Consolidating three brands into a single entity is what makes that pipe worth plugging into. Three brands were three integrations for a partner to build. One engine is one. The legal boundary and the new leadership confirm the direction; the single integration point is the actual weapon, because reach in this business is a function of how cheap you are to connect to. And the rooms flowing through that connection include yours — the net rates you give the group, now available to be repackaged and resold through channels you never picked.
What it means for a hotel
Wholesale is the channel your rate already leaks through. A net rate you handed the OTA gets marked up, marked down, and bundled inside a closed environment — a bank's rewards portal, an airline's checkout — where you can't see the final price and can't police it against your own. Parity breaks in a window you have no view into.
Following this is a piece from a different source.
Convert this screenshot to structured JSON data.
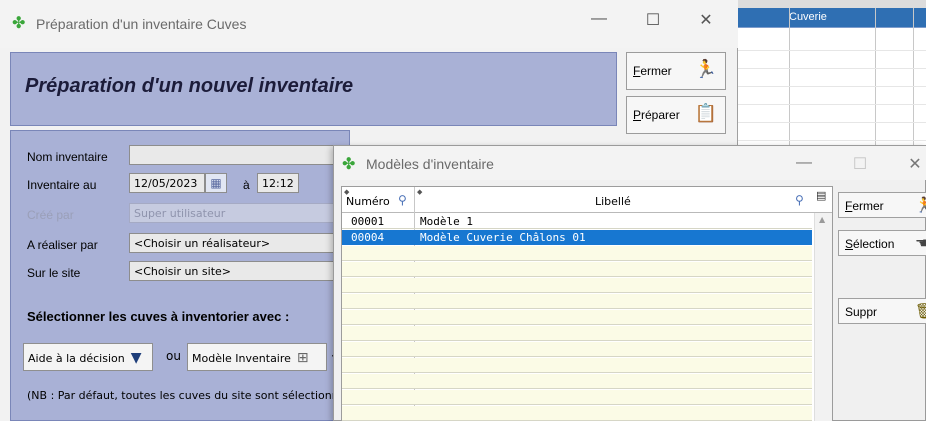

Booking scaling its B2B pipe means more of your inventory moving through exactly that kind of shelf, with third-party wholesale rates sitting right beside it. You can test the exposure yourself: open your bank's rewards-travel tab, or an airline's hotel add-on at checkout, and find your property. The price beside your name was set by the pipe, not by you. Most operators have never looked.
The guest goes too. When the room sells inside the bank's app, the booking belongs to the bank. No email, no loyalty enrollment, no relationship to build on — a body in the bed and nothing after checkout. The pipe takes the margin and the guest in the same motion.
And the rate integrity you spend the year defending gets harder to hold. Your BAR is a number you can watch on your own channels. It's much harder to watch when your rooms are wholesaled into hundreds of partner front ends by the same company you rely on for direct volume. What stays in your hands is narrow: the rate you load, the inventory you release, the contract you sign. What leaves is who sees the room, at what price, wrapped in whose offer, on whose screen.
The position, and why it lasts
The logic of the reorganization is clean: the wholesale rail gets paid no matter which front end wins the traveler, which is exactly why it's the position worth owning as that front end destabilizes. Expedia proved the asset is durable. Booking is building one to match, and feeding it with the largest room inventory in travel — a good part of which is yours.
The distribution question for a hotel used to stop at "which OTA." It's becoming "whose pipe, and how many shelves is my rate on that I can't see." Booking is going to wholesale the rooms it already holds. Worth knowing precisely how much of your rate that decision moves out of your sight.